Arctic Impact on Weather and Climate
Faced with a changing climate, businesses, policymakers, and local communities need to access reliable weather and climate information to safeguard human health, wellbeing, economic growth, and environmental sustainability. However, important changes in climate variability and extreme weather events are difficult to pinpoint and account for in existing modelling and forecasting tools. Moreover, many changes in the global climate are linked to the Arctic, where climate change is occurring rapidly, making weather and climate prediction a considerable challenge.
Blue-Action will evaluate the impact of Arctic warming on the northern hemisphere and develop new techniques to improve forecast accuracy at sub-seasonal to decadal scales.
Blue-Action will specifically work to understand and simulate the linkages between the Arctic and the global climate system, and the Arctic’s role in generating weather patterns associated with hazardous conditions and climatic extremes.
In doing so, Blue-Action aims to improve the safety and wellbeing of people in Arctic and across the Northern Hemisphere, to reduce the risks associated with Arctic operations and resource exploitation, and to support evidence- based decision-making by policymakers worldwide.
SAMS role in Blue-Action
Dr Hannah Grist - supported by the SRSL and SAMS communication teams - is the work package leader for WP8 'Communication, Dissemination, Engagement and Exploitation'.
SAMS is also involved in Blue-Action Work package 2: Lower latitude drivers of Arctic changes. Warming in the Arctic is affected by warm ocean waters travelling from lower latitudes, but the mechanisms are not well understood. This work package uses data from international ocean observing systems, from underwater gliders to Argo profiling floats, that measure the salinity and flow of the water. These data are used to improve simulations of how heat and freshwater transfer occurs from subpolar gyres to the Arctic regions.
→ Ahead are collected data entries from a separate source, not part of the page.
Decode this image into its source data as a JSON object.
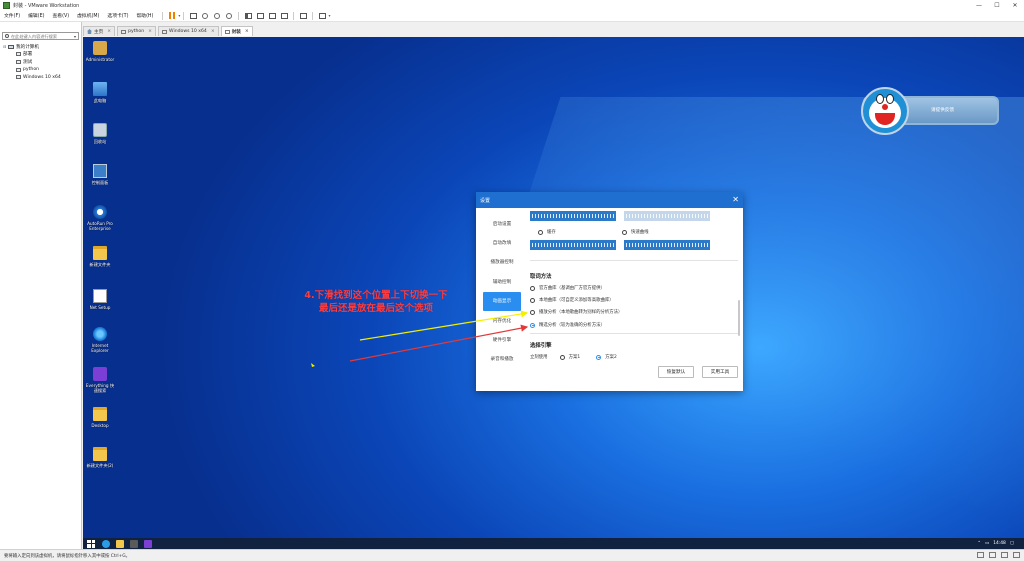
{
  "window": {
    "title": "封装 - VMware Workstation"
  },
  "menu": [
    "文件(F)",
    "编辑(E)",
    "查看(V)",
    "虚拟机(M)",
    "选项卡(T)",
    "帮助(H)"
  ],
  "library": {
    "search_placeholder": "在此处键入内容进行搜索",
    "root": "我的计算机",
    "items": [
      "部署",
      "测试",
      "python",
      "Windows 10 x64"
    ]
  },
  "tabs": [
    {
      "label": "主页"
    },
    {
      "label": "python"
    },
    {
      "label": "Windows 10 x64"
    },
    {
      "label": "封装"
    }
  ],
  "desktop_icons": [
    {
      "label": "Administrator"
    },
    {
      "label": "此电脑"
    },
    {
      "label": "回收站"
    },
    {
      "label": "控制面板"
    },
    {
      "label": "AutoRun Pro Enterprise"
    },
    {
      "label": "新建文件夹"
    },
    {
      "label": "Net Setup"
    },
    {
      "label": "Internet Explorer"
    },
    {
      "label": "Everything 快速搜索"
    },
    {
      "label": "Desktop"
    },
    {
      "label": "新建文件夹(2)"
    }
  ],
  "widget": {
    "label": "请提供反馈"
  },
  "annotation": {
    "line1": "4.下滑找到这个位置上下切换一下",
    "line2": "最后还是放在最后这个选项"
  },
  "dialog": {
    "title": "设置",
    "nav": [
      "启动设置",
      "自动改填",
      "播放器控制",
      "辅助控制",
      "动画显示",
      "内存优化",
      "硬件引擎",
      "录音和播放"
    ],
    "active_nav_index": 4,
    "wave_options": [
      "缓存",
      "快速曲线"
    ],
    "section1_title": "取词方法",
    "methods": [
      "官方曲库（基调由厂方官方提供）",
      "本地曲库（可自定义添加等高歌曲库）",
      "播放分析（本地歌曲转为别样的分析方法）",
      "精选分析（较为准确的分析方法）"
    ],
    "selected_method_index": 3,
    "section2_title": "选择引擎",
    "engine_label": "立刻使用",
    "engines": [
      "方案1",
      "方案2"
    ],
    "selected_engine_index": 1,
    "btn_default": "恢复默认",
    "btn_tools": "实用工具"
  },
  "taskbar": {
    "time": "14:48"
  },
  "statusbar": {
    "text": "要将输入定向到该虚拟机，请将鼠标指针移入其中或按 Ctrl+G。"
  },
  "colors": {
    "accent": "#2a8ef0",
    "annotation": "#ff3b3b",
    "yellow_arrow": "#f4f000",
    "red_arrow": "#e23a3a"
  }
}
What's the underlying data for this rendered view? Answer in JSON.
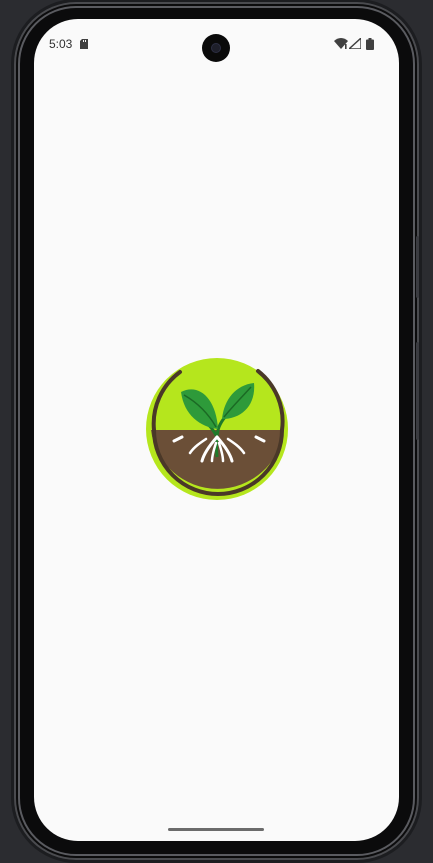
{
  "status_bar": {
    "time": "5:03",
    "icons": [
      "sd-card-icon",
      "wifi-icon",
      "cellular-signal-icon",
      "battery-icon"
    ]
  },
  "splash": {
    "logo": "plant-seedling-with-roots-logo"
  },
  "colors": {
    "screen_background": "#fafafa",
    "logo_green": "#b5e61d",
    "logo_soil": "#6b4f37",
    "leaf_green": "#2e9a3a"
  }
}
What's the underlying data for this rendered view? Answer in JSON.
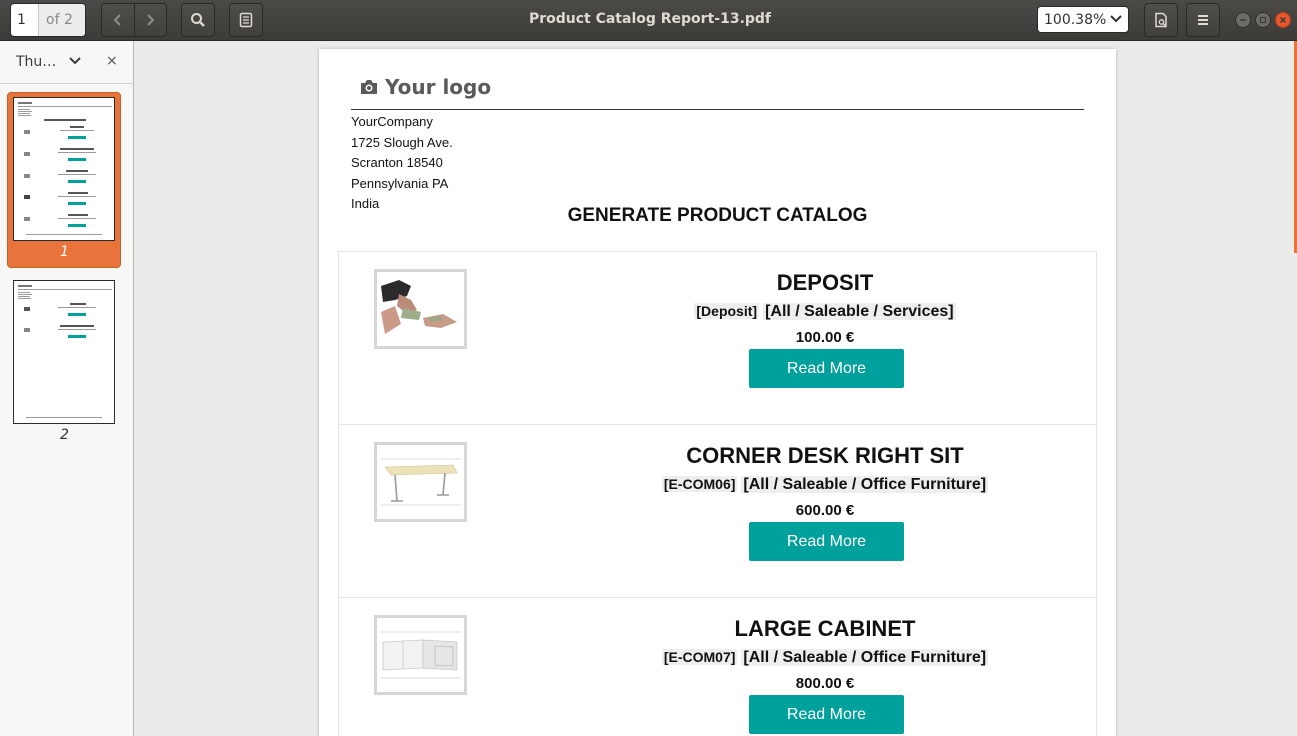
{
  "toolbar": {
    "page_current": "1",
    "page_total": "of 2",
    "title": "Product Catalog Report-13.pdf",
    "zoom": "100.38%"
  },
  "sidebar": {
    "mode_label": "Thu…",
    "close_label": "×",
    "thumbnails": [
      {
        "page": "1",
        "selected": true
      },
      {
        "page": "2",
        "selected": false
      }
    ]
  },
  "document": {
    "logo_text": "Your logo",
    "address": [
      "YourCompany",
      "1725 Slough Ave.",
      "Scranton 18540",
      "Pennsylvania PA",
      "India"
    ],
    "title": "GENERATE PRODUCT CATALOG",
    "products": [
      {
        "name": "DEPOSIT",
        "code": "[Deposit]",
        "category": "[All / Saleable / Services]",
        "price": "100.00 €",
        "button": "Read More"
      },
      {
        "name": "CORNER DESK RIGHT SIT",
        "code": "[E-COM06]",
        "category": "[All / Saleable / Office Furniture]",
        "price": "600.00 €",
        "button": "Read More"
      },
      {
        "name": "LARGE CABINET",
        "code": "[E-COM07]",
        "category": "[All / Saleable / Office Furniture]",
        "price": "800.00 €",
        "button": "Read More"
      }
    ]
  },
  "colors": {
    "accent": "#e8743b",
    "button": "#00a09d",
    "headerbar": "#3c3b37"
  },
  "icons": [
    "search-icon",
    "annotations-icon",
    "chevron-left-icon",
    "chevron-right-icon",
    "chevron-down-icon",
    "document-properties-icon",
    "hamburger-menu-icon",
    "camera-icon"
  ]
}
In particular, SAMS physical oceanographers are partners in Blue-Action work investigating the propagation of warm ocean waters from the subpolar gyre over the Greenland Scotland Ridge and towards the Arctic. The subpolar gyre circulation will be assessed in order to quantify the atmospheric and oceanic mechanisms that influence its seasonal to decadal-scale variability. The link between the warm and saline eastern waters and colder and less saline western waters as well as the mechanisms controlling the heat and freshwater transfer from the eastern subpolar gyre to the Greenland Scotland Ridge will be established through an integrated model-observation analysis, relying on the OSNAP array, the EEL, the OVIDE line and other data sets.